Ditto for Talisman, Encana

Similarly, Talisman is taking a less aggressive approach to its shale gas except in its newly acquired stake in the Eagle Ford play of south Texas, where a high liquids content makes gas production profitable.

Chief executive John Manzoni believes it could take the North American gas market another year to “rebalance.”

For now, he said an announcement is imminent on a “strategic” partner to share the costs of developing Talisman’s “very large shale resources” in British Columbia.

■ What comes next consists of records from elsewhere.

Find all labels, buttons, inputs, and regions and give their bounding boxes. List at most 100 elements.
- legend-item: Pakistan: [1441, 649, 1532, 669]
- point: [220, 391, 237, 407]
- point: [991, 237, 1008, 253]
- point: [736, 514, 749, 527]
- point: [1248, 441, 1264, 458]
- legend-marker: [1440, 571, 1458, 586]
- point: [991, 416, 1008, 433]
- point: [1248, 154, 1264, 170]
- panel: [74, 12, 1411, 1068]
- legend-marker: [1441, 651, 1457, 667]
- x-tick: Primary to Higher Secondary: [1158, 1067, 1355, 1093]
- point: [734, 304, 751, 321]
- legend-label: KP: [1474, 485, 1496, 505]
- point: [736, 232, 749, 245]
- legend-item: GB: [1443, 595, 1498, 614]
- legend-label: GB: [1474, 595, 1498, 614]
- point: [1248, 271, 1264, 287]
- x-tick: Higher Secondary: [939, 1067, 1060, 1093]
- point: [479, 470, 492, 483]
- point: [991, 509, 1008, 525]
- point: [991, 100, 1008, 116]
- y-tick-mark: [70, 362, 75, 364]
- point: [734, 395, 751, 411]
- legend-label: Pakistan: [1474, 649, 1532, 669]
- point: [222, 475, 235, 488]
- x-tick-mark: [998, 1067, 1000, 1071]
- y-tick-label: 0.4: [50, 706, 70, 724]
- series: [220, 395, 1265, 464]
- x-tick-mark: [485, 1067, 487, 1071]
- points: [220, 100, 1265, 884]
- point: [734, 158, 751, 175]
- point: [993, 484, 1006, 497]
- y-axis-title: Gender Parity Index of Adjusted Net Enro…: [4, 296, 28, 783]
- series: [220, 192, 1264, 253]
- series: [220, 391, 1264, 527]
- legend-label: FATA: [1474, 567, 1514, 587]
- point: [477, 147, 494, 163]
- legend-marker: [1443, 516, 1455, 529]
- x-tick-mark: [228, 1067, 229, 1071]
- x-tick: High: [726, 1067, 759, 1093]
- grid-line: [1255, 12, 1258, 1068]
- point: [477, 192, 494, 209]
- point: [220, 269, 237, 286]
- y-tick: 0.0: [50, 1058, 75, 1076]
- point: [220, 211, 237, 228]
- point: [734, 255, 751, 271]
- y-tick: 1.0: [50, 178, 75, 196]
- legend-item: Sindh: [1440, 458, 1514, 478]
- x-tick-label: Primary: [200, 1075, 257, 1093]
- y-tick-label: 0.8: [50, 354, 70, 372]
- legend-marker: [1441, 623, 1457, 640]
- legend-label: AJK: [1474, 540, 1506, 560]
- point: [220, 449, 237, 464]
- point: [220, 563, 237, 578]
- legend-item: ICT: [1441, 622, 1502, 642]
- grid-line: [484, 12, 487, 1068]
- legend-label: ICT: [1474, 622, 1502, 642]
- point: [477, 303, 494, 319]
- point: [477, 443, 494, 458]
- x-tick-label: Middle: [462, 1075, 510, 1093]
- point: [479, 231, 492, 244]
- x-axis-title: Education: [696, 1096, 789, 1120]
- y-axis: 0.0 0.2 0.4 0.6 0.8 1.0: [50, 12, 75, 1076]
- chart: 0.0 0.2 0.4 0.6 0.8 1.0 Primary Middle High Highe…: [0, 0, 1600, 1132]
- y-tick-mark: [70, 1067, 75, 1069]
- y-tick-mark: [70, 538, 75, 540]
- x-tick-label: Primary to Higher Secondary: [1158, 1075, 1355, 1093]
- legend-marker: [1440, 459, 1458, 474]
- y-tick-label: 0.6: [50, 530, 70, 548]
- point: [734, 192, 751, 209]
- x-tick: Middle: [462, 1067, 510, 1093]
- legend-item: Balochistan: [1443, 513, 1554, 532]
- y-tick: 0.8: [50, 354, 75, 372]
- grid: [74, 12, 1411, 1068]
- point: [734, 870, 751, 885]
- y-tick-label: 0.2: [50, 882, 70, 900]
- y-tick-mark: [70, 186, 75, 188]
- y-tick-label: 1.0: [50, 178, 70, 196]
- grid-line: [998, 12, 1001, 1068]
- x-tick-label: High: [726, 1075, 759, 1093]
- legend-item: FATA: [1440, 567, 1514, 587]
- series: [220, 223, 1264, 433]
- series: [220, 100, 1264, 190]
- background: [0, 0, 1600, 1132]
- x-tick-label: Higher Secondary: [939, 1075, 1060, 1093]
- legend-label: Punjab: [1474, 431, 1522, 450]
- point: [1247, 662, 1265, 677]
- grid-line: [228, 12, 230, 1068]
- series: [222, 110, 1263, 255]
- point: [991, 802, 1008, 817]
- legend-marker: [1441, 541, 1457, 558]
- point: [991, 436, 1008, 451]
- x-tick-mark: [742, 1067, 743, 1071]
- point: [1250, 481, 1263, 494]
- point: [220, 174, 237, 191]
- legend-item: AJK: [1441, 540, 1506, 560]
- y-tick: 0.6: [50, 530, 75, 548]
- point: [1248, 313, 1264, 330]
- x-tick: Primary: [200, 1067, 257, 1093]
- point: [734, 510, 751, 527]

Encana chief executive Randy Eresman said Canada’s largest gas producer is slowing the near-term growth rate of its resource plays and expects to shortly offer asset packages for farm-in deals, even though he is unsure about prospects of a firm joint-venture deal with China National Petroleum Corp. for British Columbia.

Also US-based operators

The three dominant U.S.-based operators in British Columbia are all in a rethinking mode as they prepare 2011 budgets.

EOG chief executive Mark Papa said his company has a “good feel” for reserves and production potential for Horn River, but will take a “minimalist approach” to spending because of “very dismal North American gas conditions.”

Apache chief executive Steve Farris said the C$370 million his company has spent in Horn River this year showed the reservoir was up to expectations, bringing 18 wells into production this year and scheduling another 12.

“Now it’s a question of how do we balance our current capital against future opportunities,” he said. “That’s one of the hardest things we’ll have to decide in 2011.”

Devon Executive Vice President Dave Hager said minimal capital will be invested in Horn River next year because the basin’s dry gas offers no liquids returns, but insisted the producing wells are performing “better than expected,” indicating ultimate recovery of about 8 bcf per well.